Den NCC zeichnet aus, dass er neben passenden Bibelstellen (wie auch in den klassischen Katechismen) Gebete sowie Zitate aus historischen theologischen Texten und außerdem kurze Erläuterungen jeder Frage durch ein Mitglied der „Gospel Coalition“ in einem Video stellt. Es ist ein Katechismus, der wohl erstmals bewusst für PC, Tablet und Smartphone entworfen wurde (und auch als App zu beziehen ist).

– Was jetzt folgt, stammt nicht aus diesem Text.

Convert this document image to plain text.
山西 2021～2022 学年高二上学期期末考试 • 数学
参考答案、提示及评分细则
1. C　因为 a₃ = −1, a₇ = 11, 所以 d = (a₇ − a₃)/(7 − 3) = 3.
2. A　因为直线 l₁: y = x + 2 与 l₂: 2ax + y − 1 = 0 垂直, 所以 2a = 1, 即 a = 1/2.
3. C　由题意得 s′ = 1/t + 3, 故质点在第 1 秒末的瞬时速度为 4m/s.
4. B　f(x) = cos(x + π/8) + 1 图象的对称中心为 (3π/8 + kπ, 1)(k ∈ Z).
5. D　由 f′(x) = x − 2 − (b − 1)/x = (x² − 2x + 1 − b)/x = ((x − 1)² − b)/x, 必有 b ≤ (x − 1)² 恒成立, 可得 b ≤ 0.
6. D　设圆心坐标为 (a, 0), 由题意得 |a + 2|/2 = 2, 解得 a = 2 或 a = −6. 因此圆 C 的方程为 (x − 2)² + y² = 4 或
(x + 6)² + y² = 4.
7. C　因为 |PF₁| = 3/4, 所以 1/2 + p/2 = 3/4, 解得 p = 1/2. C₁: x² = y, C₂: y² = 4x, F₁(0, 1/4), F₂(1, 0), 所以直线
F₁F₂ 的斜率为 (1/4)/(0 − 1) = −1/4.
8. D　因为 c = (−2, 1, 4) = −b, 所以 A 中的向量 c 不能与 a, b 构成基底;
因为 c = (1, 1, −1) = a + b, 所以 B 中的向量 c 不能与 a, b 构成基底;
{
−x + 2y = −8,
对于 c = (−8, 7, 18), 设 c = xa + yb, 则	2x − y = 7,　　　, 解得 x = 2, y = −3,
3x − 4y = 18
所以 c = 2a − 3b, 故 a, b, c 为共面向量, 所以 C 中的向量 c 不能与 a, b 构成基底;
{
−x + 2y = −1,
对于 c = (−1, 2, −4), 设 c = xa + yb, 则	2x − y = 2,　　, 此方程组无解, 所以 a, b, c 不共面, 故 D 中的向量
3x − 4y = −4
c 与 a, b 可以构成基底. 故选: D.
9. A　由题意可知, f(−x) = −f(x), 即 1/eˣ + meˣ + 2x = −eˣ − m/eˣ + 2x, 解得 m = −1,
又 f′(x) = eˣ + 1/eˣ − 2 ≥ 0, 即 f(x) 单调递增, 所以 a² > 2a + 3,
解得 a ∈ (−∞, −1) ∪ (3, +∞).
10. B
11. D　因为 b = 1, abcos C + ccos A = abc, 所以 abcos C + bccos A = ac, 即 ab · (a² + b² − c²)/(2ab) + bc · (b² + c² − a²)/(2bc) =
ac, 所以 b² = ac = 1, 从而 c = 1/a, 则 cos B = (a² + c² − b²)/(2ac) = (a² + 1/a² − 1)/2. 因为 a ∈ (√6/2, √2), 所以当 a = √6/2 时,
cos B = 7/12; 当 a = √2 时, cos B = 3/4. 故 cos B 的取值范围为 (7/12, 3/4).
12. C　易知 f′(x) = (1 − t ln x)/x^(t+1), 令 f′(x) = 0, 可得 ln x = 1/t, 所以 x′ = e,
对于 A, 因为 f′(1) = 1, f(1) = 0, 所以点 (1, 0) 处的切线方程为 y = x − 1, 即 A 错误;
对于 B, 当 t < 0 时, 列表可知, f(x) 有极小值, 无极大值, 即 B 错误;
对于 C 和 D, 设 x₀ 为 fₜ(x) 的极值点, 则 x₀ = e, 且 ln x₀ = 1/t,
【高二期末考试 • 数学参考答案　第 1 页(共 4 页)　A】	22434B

Schon bald nach dem Erscheinen des NCC im Oktober 2012 wies Holger EBI-Studenten und die reformierten Geschwister auf dieses neue Hilfsmittel hin. Und auch die Leiter der evangelisch-charismatischen Wort-des-Glaubens-Kirche zeigten Interesse. Beide Kirchen vereinbarten eine Übersetzung des NCC, um die Zusammenarbeit konkret werden zu lassen und eine stabilere gemeinsame Lehrgrundlage zu erhalten. WdG-Mitarbeiter Valdas Bačkulis übersetzte die 52 Fragen und Antworten; Holger korrigierte im Vergleich mit den historischen Katechismen und fügte Parallelstellen zu den Bekenntnissen der Reformationszeit hinzu (um den Reformierten die Akzeptanz eines solchen modernen Dokuments zu erleichtern und um die nichttraditionellen charismatischen Christen mit dem Reformationserbe vertraut zu machen). Anfang Dezember erschien der litauische NCC als pdf-Datei (die 52 Fragen und Antworten, nicht die historischen Texte und auch keine Videos; miesto_katekizmas). Beide Kirchenleitungen werden ihn wohl im kommenden Jahr offiziell ‘absegnen’; auch eine gemeinsame Druckversion ist geplant. Auf Deutsch liegt der NCC, soweit uns bekannt, nicht vor.

Ob nun lutherische oder reformierte Katechismen, ob nun alte oder moderne Texte und Kurse, mit welchem Werkzeug auch immer – Aufgabe der Kirche ist es, das persönliches Wachstum des Einzelnen im Glauben zu fördern. Und ob man nun den Begriff Katechese gebraucht oder nicht (in der IFES ist span. formacion beliebt) – Ziel ist, „alles [Kirchen-]Volk zu lehren, damit es von der Predigt Nutzen hat und es auch unterscheiden kann, wenn irgendein eingebildeter Mensch eine fremdartige Lehre vorbrächte“, so Calvin. Eigene Urteilsfähigkeit, das mündige Denken des Christen, Überzeugtsein von Wahrheiten – all dies in unserer Zeit nötiger denn je. Und im heutigen postmodernen Kuddelmuddel kommt dies wahrlich einer Revolution gleich.